The principal characters of Confessions are fleshed out and vibrant; minor characters, not so much. This is an aid rather than a hinderance, though, as it makes Pi's isolation that much more pronounced. The world is a lonely category five storm, of which Pi is the eye, spinning, spinning, spinning.

"War has rules, mud wrestling

has rules - politics has no rules."

Yukio Mishima completed his twenty-third and final novel the day he died. After attending a political demonstration, he took his own life by ceremonial seppuku, which - by way of hindsight coupled with the autobiographical approach of Confessions - adds an additional meaning to the image of St. Sebastian: that of self-fulfilling prophecy. Mishima was forty-five.


After the Banquet
by Yukio Mishima
Translated by Donald Keene
Berkley Publishing, 1971
ISBN: 425-02011-8
$1.25, 192 pp

Ross Perot made a bid for the oval office in 1988. He failed. He was quoted then as saying, "War has rules, mud wrestling has rules - politics has no rules." An important observation for anyone considering a run for public office.

Keeping Up Appearances
After the Banquet is a novel of political intrigue in post-war Japan. It came at a time when Japan was reinventing herself as a nation. An era when old traditions still weighed more heavily on the daily lives of her citizenry than the new Western-influenced consumerism. Japan was yet to realize the economic powerhouse she would become; America was still buying American. Against this national backdrop, the story follows Kazu on a quest to realize her own reinvention in the new Japan.

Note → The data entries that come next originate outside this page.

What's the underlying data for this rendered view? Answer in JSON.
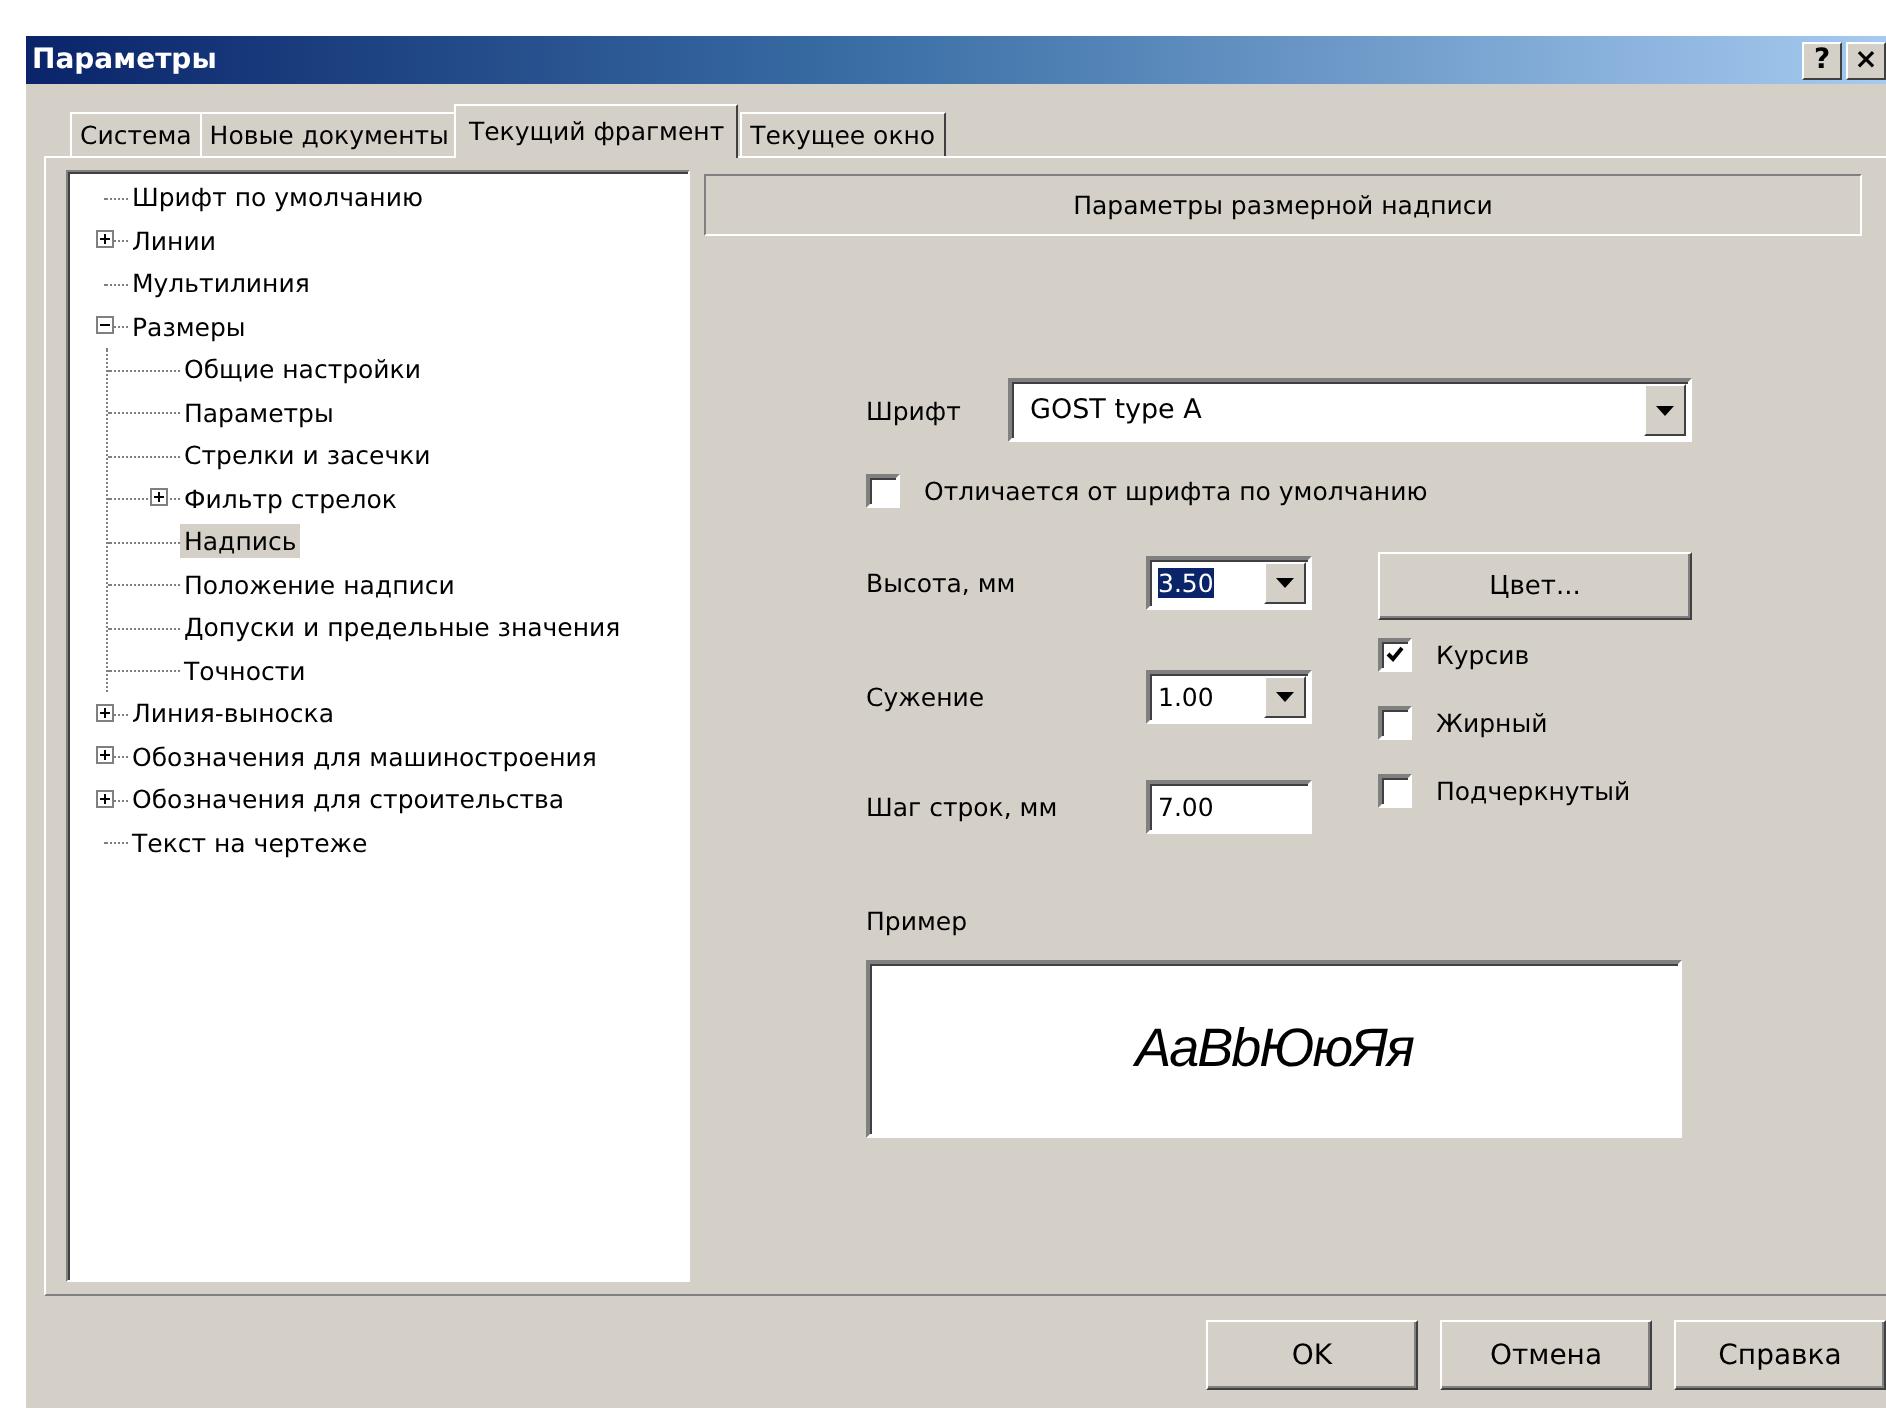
{
  "window": {
    "title": "Параметры",
    "title_buttons": [
      "?",
      "×"
    ]
  },
  "tabs": [
    {
      "label": "Система",
      "selected": false
    },
    {
      "label": "Новые документы",
      "selected": false
    },
    {
      "label": "Текущий фрагмент",
      "selected": true
    },
    {
      "label": "Текущее окно",
      "selected": false
    }
  ],
  "tree": [
    {
      "label": "Шрифт по умолчанию",
      "selected": false
    },
    {
      "label": "Линии",
      "selected": false,
      "expanded": false
    },
    {
      "label": "Мультилиния",
      "selected": false
    },
    {
      "label": "Размеры",
      "selected": false,
      "expanded": true,
      "children": [
        {
          "label": "Общие настройки",
          "selected": false
        },
        {
          "label": "Параметры",
          "selected": false
        },
        {
          "label": "Стрелки и засечки",
          "selected": false
        },
        {
          "label": "Фильтр стрелок",
          "selected": false,
          "expanded": false
        },
        {
          "label": "Надпись",
          "selected": true
        },
        {
          "label": "Положение надписи",
          "selected": false
        },
        {
          "label": "Допуски и предельные значения",
          "selected": false
        },
        {
          "label": "Точности",
          "selected": false
        }
      ]
    },
    {
      "label": "Линия-выноска",
      "selected": false,
      "expanded": false
    },
    {
      "label": "Обозначения для машиностроения",
      "selected": false,
      "expanded": false
    },
    {
      "label": "Обозначения для строительства",
      "selected": false,
      "expanded": false
    },
    {
      "label": "Текст на чертеже",
      "selected": false
    }
  ],
  "panel": {
    "header": "Параметры размерной надписи",
    "font": {
      "label": "Шрифт",
      "value": "GOST type A"
    },
    "differs": {
      "label": "Отличается от шрифта по умолчанию",
      "checked": false
    },
    "height": {
      "label": "Высота, мм",
      "value": "3.50",
      "text_selected": true
    },
    "narrowing": {
      "label": "Сужение",
      "value": "1.00"
    },
    "line_step": {
      "label": "Шаг строк, мм",
      "value": "7.00"
    },
    "color_button": "Цвет...",
    "styles": [
      {
        "label": "Курсив",
        "checked": true
      },
      {
        "label": "Жирный",
        "checked": false
      },
      {
        "label": "Подчеркнутый",
        "checked": false
      }
    ],
    "sample": {
      "label": "Пример",
      "text": "AaBbЮюЯя"
    }
  },
  "buttons": [
    "OK",
    "Отмена",
    "Справка"
  ]
}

A businesswoman, Kazu is the proprietress of the Setsugoan, a popular Tokyo restaurant. It's a luxurious establishment with an exquisite garden and building worthy of national treasure status, and a reputation for discretion. The Setsugoan counts among its frequent patrons members of Japan's Conservative Party. They're a ruthlessly polite bunch who hang onto power by knowing where all the bodies are buried, speaking words of appeasement even as they maneuver to upend their rivals. Power is the ultimate aphrodisiac of their ilk, and to keep it, no trick's too dirty.

Third Eye Blind
When the Kagen Club - an association of retired diplomats - books a banquet at the Setsugoan, Kazu is impressed in particular by one former cabinet member named Noguchi. His energy sets him apart from his retired comrades, who for the most part are ten years his senior and finished with politics. Kazu sees potential in Noguchi. They soon marry and she sets to financing his political comeback with a run for the governorship on the Radical ticket. Kazu has convinced herself she's doing it out of love and that it's her husband's political ambitions she's financing, not her own. Just as Japan's modernization is leaving tradition in flux, so too is the wife's role in a modern Japan - embodied in Kazu - in flux.

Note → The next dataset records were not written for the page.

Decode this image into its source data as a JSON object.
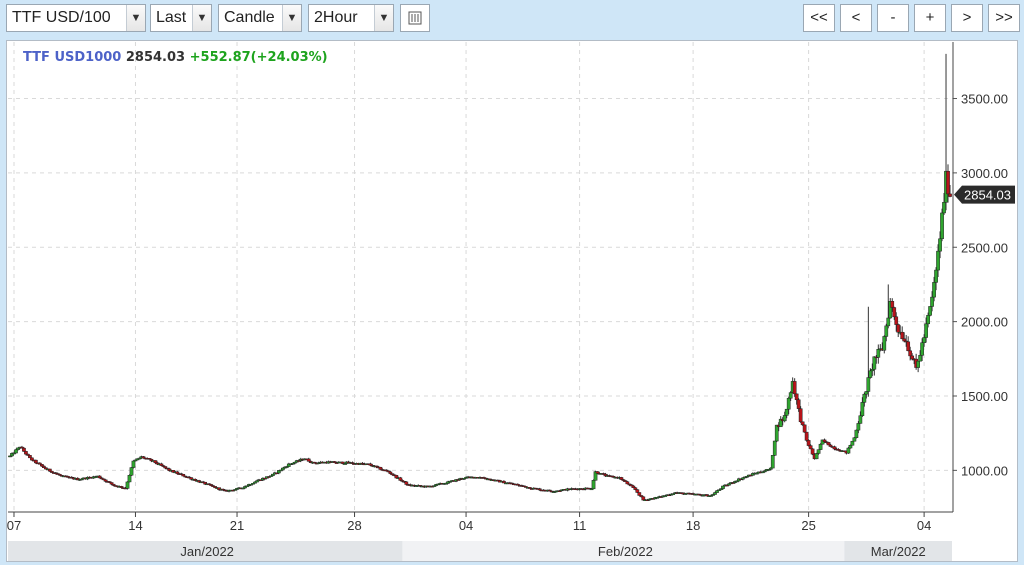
{
  "toolbar": {
    "symbol_select": "TTF USD/100",
    "price_type_select": "Last",
    "chart_style_select": "Candle",
    "interval_select": "2Hour",
    "nav": [
      "<<",
      "<",
      "-",
      "+",
      ">",
      ">>"
    ]
  },
  "icons": {
    "dropdown": "chevron-down-icon",
    "table": "table-icon"
  },
  "colors": {
    "up": "#2fa52f",
    "down": "#b8141a",
    "symbol_label": "#4d62c8",
    "change_text": "#1da31d",
    "price_tag": "#2b2b2b"
  },
  "header": {
    "symbol": "TTF USD1000",
    "last": "2854.03",
    "change": "+552.87(+24.03%)"
  },
  "chart_data": {
    "type": "candlestick",
    "title": "",
    "xlabel": "",
    "ylabel": "",
    "ylim": [
      720,
      3880
    ],
    "y_ticks": [
      "1000.00",
      "1500.00",
      "2000.00",
      "2500.00",
      "3000.00",
      "3500.00"
    ],
    "grid": true,
    "last_price_label": "2854.03",
    "x_day_ticks": [
      {
        "label": "07",
        "bar": 2
      },
      {
        "label": "14",
        "bar": 63
      },
      {
        "label": "21",
        "bar": 114
      },
      {
        "label": "28",
        "bar": 173
      },
      {
        "label": "04",
        "bar": 229
      },
      {
        "label": "11",
        "bar": 286
      },
      {
        "label": "18",
        "bar": 343
      },
      {
        "label": "25",
        "bar": 401
      },
      {
        "label": "04",
        "bar": 459
      }
    ],
    "month_bands": [
      {
        "label": "Jan/2022",
        "start_bar": 0,
        "end_bar": 198
      },
      {
        "label": "Feb/2022",
        "start_bar": 198,
        "end_bar": 420
      },
      {
        "label": "Mar/2022",
        "start_bar": 420,
        "end_bar": 472
      }
    ],
    "close_path": [
      [
        0,
        1095
      ],
      [
        5,
        1160
      ],
      [
        10,
        1080
      ],
      [
        18,
        1010
      ],
      [
        26,
        960
      ],
      [
        34,
        940
      ],
      [
        44,
        960
      ],
      [
        52,
        900
      ],
      [
        58,
        880
      ],
      [
        62,
        1060
      ],
      [
        66,
        1090
      ],
      [
        72,
        1060
      ],
      [
        80,
        1000
      ],
      [
        90,
        950
      ],
      [
        100,
        900
      ],
      [
        108,
        860
      ],
      [
        116,
        880
      ],
      [
        124,
        930
      ],
      [
        132,
        970
      ],
      [
        140,
        1040
      ],
      [
        148,
        1080
      ],
      [
        152,
        1050
      ],
      [
        160,
        1055
      ],
      [
        170,
        1050
      ],
      [
        180,
        1040
      ],
      [
        190,
        990
      ],
      [
        200,
        900
      ],
      [
        210,
        890
      ],
      [
        220,
        920
      ],
      [
        228,
        950
      ],
      [
        236,
        955
      ],
      [
        244,
        930
      ],
      [
        252,
        910
      ],
      [
        262,
        880
      ],
      [
        272,
        860
      ],
      [
        282,
        875
      ],
      [
        292,
        880
      ],
      [
        294,
        990
      ],
      [
        300,
        960
      ],
      [
        306,
        950
      ],
      [
        314,
        870
      ],
      [
        318,
        800
      ],
      [
        326,
        820
      ],
      [
        334,
        850
      ],
      [
        342,
        840
      ],
      [
        352,
        830
      ],
      [
        358,
        890
      ],
      [
        366,
        940
      ],
      [
        374,
        980
      ],
      [
        382,
        1010
      ],
      [
        385,
        1300
      ],
      [
        389,
        1360
      ],
      [
        393,
        1600
      ],
      [
        396,
        1400
      ],
      [
        400,
        1200
      ],
      [
        404,
        1080
      ],
      [
        408,
        1200
      ],
      [
        414,
        1150
      ],
      [
        420,
        1120
      ],
      [
        424,
        1220
      ],
      [
        430,
        1550
      ],
      [
        434,
        1750
      ],
      [
        438,
        1820
      ],
      [
        442,
        2130
      ],
      [
        446,
        1950
      ],
      [
        450,
        1870
      ],
      [
        455,
        1680
      ],
      [
        459,
        1900
      ],
      [
        463,
        2150
      ],
      [
        466,
        2450
      ],
      [
        468,
        2700
      ],
      [
        470,
        2960
      ],
      [
        472,
        2854
      ]
    ]
  }
}
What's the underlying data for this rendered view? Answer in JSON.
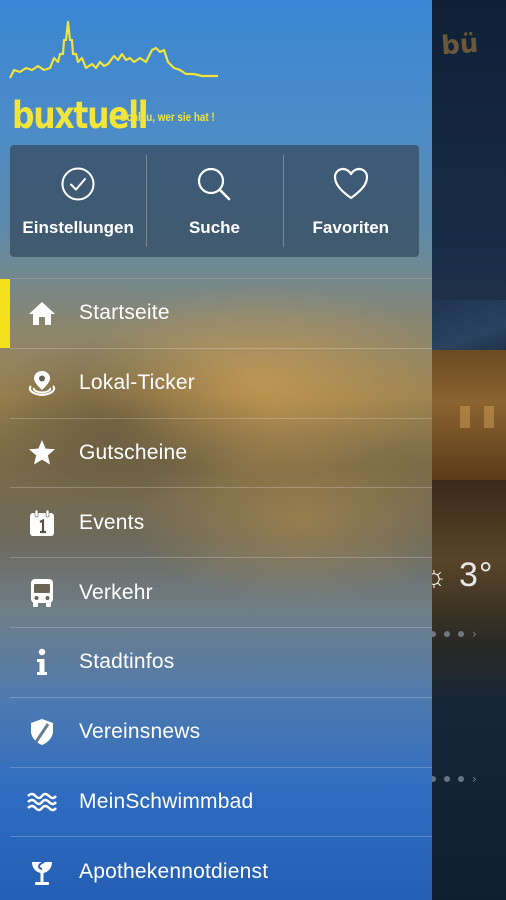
{
  "app": {
    "name": "buxtuell",
    "tagline": "Schlau, wer sie hat !",
    "accent_color": "#f1e43a",
    "active_indicator_color": "#f4e11c"
  },
  "quick_actions": [
    {
      "label": "Einstellungen",
      "icon": "check-circle-icon"
    },
    {
      "label": "Suche",
      "icon": "search-icon"
    },
    {
      "label": "Favoriten",
      "icon": "heart-icon"
    }
  ],
  "menu": {
    "items": [
      {
        "label": "Startseite",
        "icon": "home-icon",
        "active": true
      },
      {
        "label": "Lokal-Ticker",
        "icon": "location-ticker-icon",
        "active": false
      },
      {
        "label": "Gutscheine",
        "icon": "star-icon",
        "active": false
      },
      {
        "label": "Events",
        "icon": "calendar-icon",
        "active": false
      },
      {
        "label": "Verkehr",
        "icon": "bus-icon",
        "active": false
      },
      {
        "label": "Stadtinfos",
        "icon": "info-icon",
        "active": false
      },
      {
        "label": "Vereinsnews",
        "icon": "shield-icon",
        "active": false
      },
      {
        "label": "MeinSchwimmbad",
        "icon": "waves-icon",
        "active": false
      },
      {
        "label": "Apothekennotdienst",
        "icon": "pharmacy-icon",
        "active": false
      }
    ]
  },
  "background": {
    "weather_temp": "3°"
  }
}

As the campaign proceeds, things get ugly. Forced to close the Setsugoan - business is off due to the fact she's financing the Conservative Party's opposition - Kazu enters the role of full-time wife and defacto campaign manager. When her checkered past comes to light, the Conservative Party wastes no time in using it against Noguchi. Kazu, exposed, brings shame on her husband and Noguchi's political career is finished.

But a shadow of her former self, Kazu, like the garden and restaurant which have fallen into disrepair, has lost all previous possession of grandeur. Stripped of pretense, she's forced to see herself for what she really is, and it's not the retiring wife of a former cabinet member. She realizes, just in the nick of time, without the Setsugoan, she's nothing. The very same dirty politics that brought down Noguchi have proved to be Kazu's salvation. If not for the disastrous election results, she might never have looked at herself - and the world around her - honestly. And she might never have learned that most valuable rule of politics by which to exact her revenge: there are no rules.